Why Iran Will Never Give Up on Nuclear Weapons

(American Interest) Josef Joffe - Our good friend, the Shah, installed a small U.S.-supplied research reactor in 1967. Seven years later, he ordered four power reactors from Germany's Siemens/AEG. He then proceeded to put together a complete fuel cycle - in a country that was awash in oil. In 1974, he confided to Le Monde: "Sooner than is believed," Iran will have "a nuclear bomb." After the Shah fell and the Khomeinists took over, revolutionary fervor merely compounded the logic of Reza Pahlavi's realpolitik.
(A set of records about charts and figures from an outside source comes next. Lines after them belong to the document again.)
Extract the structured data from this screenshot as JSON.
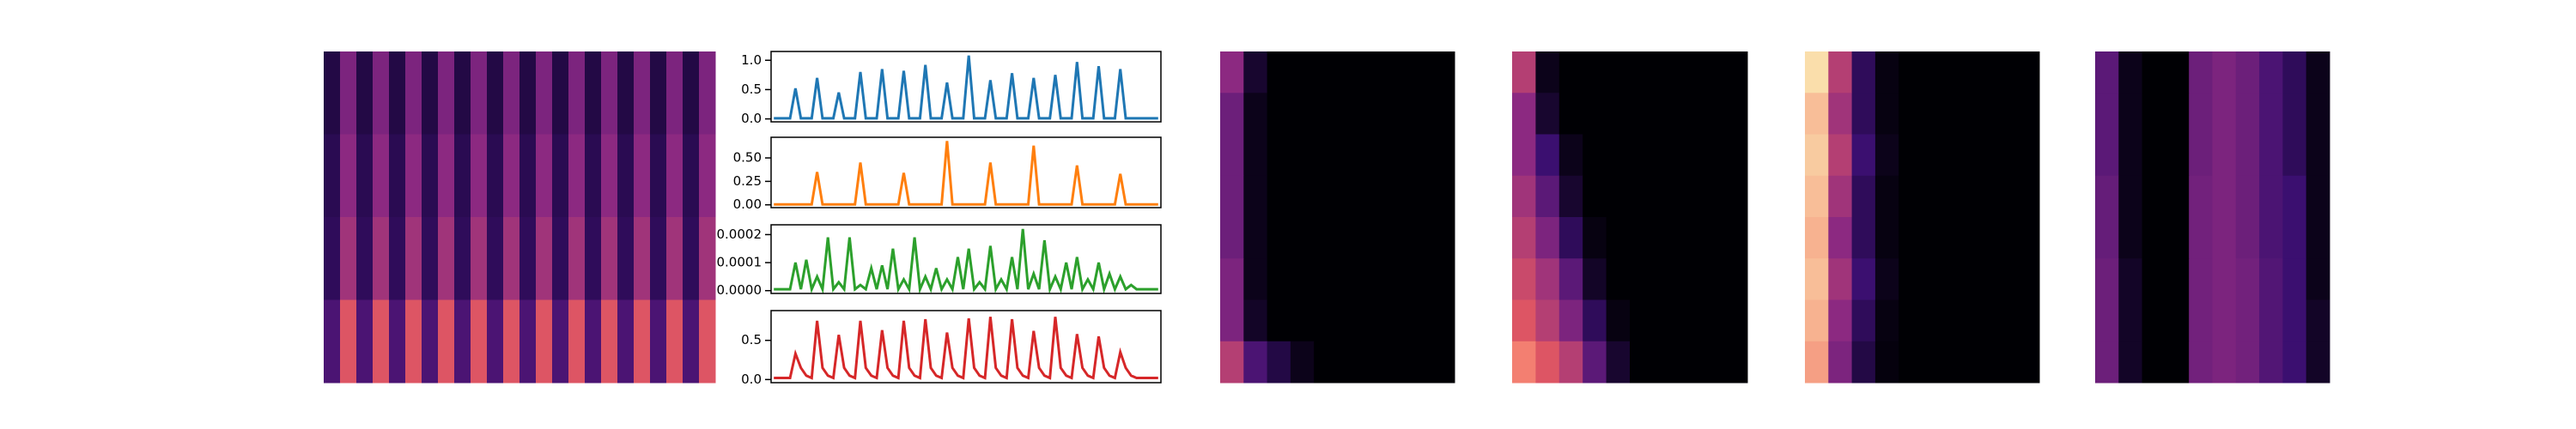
{
  "chart_data": [
    {
      "type": "heatmap",
      "colormap": "magma",
      "values": [
        [
          0.15,
          0.45,
          0.15,
          0.45,
          0.15,
          0.45,
          0.15,
          0.45,
          0.15,
          0.45,
          0.15,
          0.45,
          0.15,
          0.45,
          0.15,
          0.45,
          0.15,
          0.45,
          0.15,
          0.45,
          0.15,
          0.45,
          0.15,
          0.45
        ],
        [
          0.18,
          0.5,
          0.18,
          0.5,
          0.18,
          0.5,
          0.18,
          0.5,
          0.18,
          0.5,
          0.18,
          0.5,
          0.18,
          0.5,
          0.18,
          0.5,
          0.18,
          0.5,
          0.18,
          0.5,
          0.18,
          0.5,
          0.18,
          0.5
        ],
        [
          0.2,
          0.55,
          0.2,
          0.55,
          0.2,
          0.55,
          0.2,
          0.55,
          0.2,
          0.55,
          0.2,
          0.55,
          0.2,
          0.55,
          0.2,
          0.55,
          0.2,
          0.55,
          0.2,
          0.55,
          0.2,
          0.55,
          0.2,
          0.55
        ],
        [
          0.3,
          0.7,
          0.3,
          0.7,
          0.3,
          0.7,
          0.3,
          0.7,
          0.3,
          0.7,
          0.3,
          0.7,
          0.3,
          0.7,
          0.3,
          0.7,
          0.3,
          0.7,
          0.3,
          0.7,
          0.3,
          0.7,
          0.3,
          0.7
        ]
      ]
    },
    {
      "type": "line",
      "color": "#1f77b4",
      "ylim": [
        -0.05,
        1.15
      ],
      "yticks": [
        {
          "value": 0,
          "label": "0.0"
        },
        {
          "value": 0.5,
          "label": "0.5"
        },
        {
          "value": 1,
          "label": "1.0"
        }
      ],
      "values": [
        0.01,
        0.01,
        0.01,
        0.01,
        0.52,
        0.01,
        0.01,
        0.01,
        0.7,
        0.01,
        0.01,
        0.01,
        0.45,
        0.01,
        0.01,
        0.01,
        0.8,
        0.01,
        0.01,
        0.01,
        0.85,
        0.01,
        0.01,
        0.01,
        0.82,
        0.01,
        0.01,
        0.01,
        0.92,
        0.01,
        0.01,
        0.01,
        0.62,
        0.01,
        0.01,
        0.01,
        1.08,
        0.01,
        0.01,
        0.01,
        0.66,
        0.01,
        0.01,
        0.01,
        0.78,
        0.01,
        0.01,
        0.01,
        0.7,
        0.01,
        0.01,
        0.01,
        0.75,
        0.01,
        0.01,
        0.01,
        0.97,
        0.01,
        0.01,
        0.01,
        0.9,
        0.01,
        0.01,
        0.01,
        0.85,
        0.01,
        0.01,
        0.01,
        0.01,
        0.01,
        0.01,
        0.01
      ]
    },
    {
      "type": "line",
      "color": "#ff7f0e",
      "ylim": [
        -0.03,
        0.72
      ],
      "yticks": [
        {
          "value": 0,
          "label": "0.00"
        },
        {
          "value": 0.25,
          "label": "0.25"
        },
        {
          "value": 0.5,
          "label": "0.50"
        }
      ],
      "values": [
        0.005,
        0.005,
        0.005,
        0.005,
        0.005,
        0.005,
        0.005,
        0.005,
        0.35,
        0.005,
        0.005,
        0.005,
        0.005,
        0.005,
        0.005,
        0.005,
        0.45,
        0.005,
        0.005,
        0.005,
        0.005,
        0.005,
        0.005,
        0.005,
        0.34,
        0.005,
        0.005,
        0.005,
        0.005,
        0.005,
        0.005,
        0.005,
        0.68,
        0.005,
        0.005,
        0.005,
        0.005,
        0.005,
        0.005,
        0.005,
        0.45,
        0.005,
        0.005,
        0.005,
        0.005,
        0.005,
        0.005,
        0.005,
        0.63,
        0.005,
        0.005,
        0.005,
        0.005,
        0.005,
        0.005,
        0.005,
        0.42,
        0.005,
        0.005,
        0.005,
        0.005,
        0.005,
        0.005,
        0.005,
        0.33,
        0.005,
        0.005,
        0.005,
        0.005,
        0.005,
        0.005,
        0.005
      ]
    },
    {
      "type": "line",
      "color": "#2ca02c",
      "ylim": [
        -1e-05,
        0.000235
      ],
      "yticks": [
        {
          "value": 0,
          "label": "0.0000"
        },
        {
          "value": 0.0001,
          "label": "0.0001"
        },
        {
          "value": 0.0002,
          "label": "0.0002"
        }
      ],
      "values": [
        5e-06,
        5e-06,
        5e-06,
        5e-06,
        0.0001,
        5e-06,
        0.00011,
        5e-06,
        5e-05,
        5e-06,
        0.00019,
        5e-06,
        3e-05,
        5e-06,
        0.00019,
        5e-06,
        2e-05,
        5e-06,
        8e-05,
        5e-06,
        9e-05,
        5e-06,
        0.00015,
        5e-06,
        4e-05,
        5e-06,
        0.00019,
        5e-06,
        5e-05,
        5e-06,
        8e-05,
        5e-06,
        4e-05,
        5e-06,
        0.00012,
        5e-06,
        0.00015,
        5e-06,
        3e-05,
        5e-06,
        0.00016,
        5e-06,
        4e-05,
        5e-06,
        0.00012,
        5e-06,
        0.00022,
        5e-06,
        6e-05,
        5e-06,
        0.00018,
        5e-06,
        5e-05,
        5e-06,
        0.0001,
        5e-06,
        0.00012,
        5e-06,
        4e-05,
        5e-06,
        0.0001,
        5e-06,
        6e-05,
        5e-06,
        5e-05,
        5e-06,
        2e-05,
        5e-06,
        5e-06,
        5e-06,
        5e-06,
        5e-06
      ]
    },
    {
      "type": "line",
      "color": "#d62728",
      "ylim": [
        -0.04,
        0.88
      ],
      "yticks": [
        {
          "value": 0,
          "label": "0.0"
        },
        {
          "value": 0.5,
          "label": "0.5"
        }
      ],
      "values": [
        0.02,
        0.02,
        0.02,
        0.02,
        0.33,
        0.15,
        0.05,
        0.02,
        0.75,
        0.15,
        0.05,
        0.02,
        0.57,
        0.15,
        0.05,
        0.02,
        0.75,
        0.15,
        0.05,
        0.02,
        0.63,
        0.15,
        0.05,
        0.02,
        0.75,
        0.15,
        0.05,
        0.02,
        0.77,
        0.15,
        0.05,
        0.02,
        0.6,
        0.15,
        0.05,
        0.02,
        0.78,
        0.15,
        0.05,
        0.02,
        0.8,
        0.15,
        0.05,
        0.02,
        0.77,
        0.15,
        0.05,
        0.02,
        0.62,
        0.15,
        0.05,
        0.02,
        0.8,
        0.15,
        0.05,
        0.02,
        0.58,
        0.15,
        0.05,
        0.02,
        0.55,
        0.15,
        0.05,
        0.02,
        0.35,
        0.15,
        0.05,
        0.02,
        0.02,
        0.02,
        0.02,
        0.02
      ]
    },
    {
      "type": "heatmap",
      "colormap": "magma",
      "values": [
        [
          0.5,
          0.1,
          0,
          0,
          0,
          0,
          0,
          0,
          0,
          0
        ],
        [
          0.4,
          0.05,
          0,
          0,
          0,
          0,
          0,
          0,
          0,
          0
        ],
        [
          0.4,
          0.05,
          0,
          0,
          0,
          0,
          0,
          0,
          0,
          0
        ],
        [
          0.4,
          0.05,
          0,
          0,
          0,
          0,
          0,
          0,
          0,
          0
        ],
        [
          0.4,
          0.05,
          0,
          0,
          0,
          0,
          0,
          0,
          0,
          0
        ],
        [
          0.45,
          0.05,
          0,
          0,
          0,
          0,
          0,
          0,
          0,
          0
        ],
        [
          0.45,
          0.08,
          0,
          0,
          0,
          0,
          0,
          0,
          0,
          0
        ],
        [
          0.6,
          0.3,
          0.15,
          0.05,
          0,
          0,
          0,
          0,
          0,
          0
        ]
      ]
    },
    {
      "type": "heatmap",
      "colormap": "magma",
      "values": [
        [
          0.6,
          0.05,
          0,
          0,
          0,
          0,
          0,
          0,
          0,
          0
        ],
        [
          0.5,
          0.1,
          0,
          0,
          0,
          0,
          0,
          0,
          0,
          0
        ],
        [
          0.5,
          0.25,
          0.05,
          0,
          0,
          0,
          0,
          0,
          0,
          0
        ],
        [
          0.55,
          0.35,
          0.1,
          0,
          0,
          0,
          0,
          0,
          0,
          0
        ],
        [
          0.6,
          0.45,
          0.2,
          0.03,
          0,
          0,
          0,
          0,
          0,
          0
        ],
        [
          0.65,
          0.55,
          0.35,
          0.08,
          0,
          0,
          0,
          0,
          0,
          0
        ],
        [
          0.7,
          0.6,
          0.45,
          0.2,
          0.03,
          0,
          0,
          0,
          0,
          0
        ],
        [
          0.8,
          0.7,
          0.6,
          0.35,
          0.1,
          0,
          0,
          0,
          0,
          0
        ]
      ]
    },
    {
      "type": "heatmap",
      "colormap": "magma",
      "values": [
        [
          0.95,
          0.6,
          0.2,
          0.03,
          0,
          0,
          0,
          0,
          0,
          0
        ],
        [
          0.9,
          0.55,
          0.2,
          0.03,
          0,
          0,
          0,
          0,
          0,
          0
        ],
        [
          0.92,
          0.6,
          0.25,
          0.05,
          0,
          0,
          0,
          0,
          0,
          0
        ],
        [
          0.9,
          0.55,
          0.2,
          0.03,
          0,
          0,
          0,
          0,
          0,
          0
        ],
        [
          0.88,
          0.5,
          0.2,
          0.03,
          0,
          0,
          0,
          0,
          0,
          0
        ],
        [
          0.9,
          0.55,
          0.25,
          0.05,
          0,
          0,
          0,
          0,
          0,
          0
        ],
        [
          0.88,
          0.5,
          0.2,
          0.03,
          0,
          0,
          0,
          0,
          0,
          0
        ],
        [
          0.85,
          0.45,
          0.15,
          0.02,
          0,
          0,
          0,
          0,
          0,
          0
        ]
      ]
    },
    {
      "type": "heatmap",
      "colormap": "magma",
      "values": [
        [
          0.35,
          0.05,
          0,
          0,
          0.4,
          0.45,
          0.4,
          0.3,
          0.2,
          0.05
        ],
        [
          0.35,
          0.05,
          0,
          0,
          0.4,
          0.45,
          0.4,
          0.3,
          0.2,
          0.05
        ],
        [
          0.35,
          0.05,
          0,
          0,
          0.4,
          0.45,
          0.4,
          0.3,
          0.2,
          0.05
        ],
        [
          0.38,
          0.05,
          0,
          0,
          0.42,
          0.45,
          0.4,
          0.3,
          0.25,
          0.05
        ],
        [
          0.38,
          0.05,
          0,
          0,
          0.42,
          0.45,
          0.4,
          0.3,
          0.25,
          0.05
        ],
        [
          0.4,
          0.08,
          0,
          0,
          0.42,
          0.45,
          0.42,
          0.32,
          0.25,
          0.05
        ],
        [
          0.4,
          0.08,
          0,
          0,
          0.42,
          0.45,
          0.42,
          0.32,
          0.25,
          0.08
        ],
        [
          0.4,
          0.08,
          0,
          0,
          0.42,
          0.45,
          0.42,
          0.32,
          0.25,
          0.08
        ]
      ]
    }
  ]
}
Iraq attacked Iran in 1980 in a war that caused a million deaths by its end in 1988. Nukes were to deter Saddam Hussein once and for all. In the aftermath of the U.S. invasion of Iraq in 2003 and the removal of Saddam, the Khomeinists found an even better reason to accelerate their nuclear arms program. Now the purpose was to deter the U.S. and intimidate Israel. As a geopolitical bonus, the nukes would also extend an umbrella over Iran's revolutionary expansionism. The point is that nuclear weapons are useful. What the Shah began, Allah's revolutionaries have been assiduously perfecting. So why ever give up such a valuable asset - one that provides both life insurance and an umbrella for domination? The writer, a fellow of Stanford's Hoover Institution, serves on the editorial council of the German weekly Die Zeit.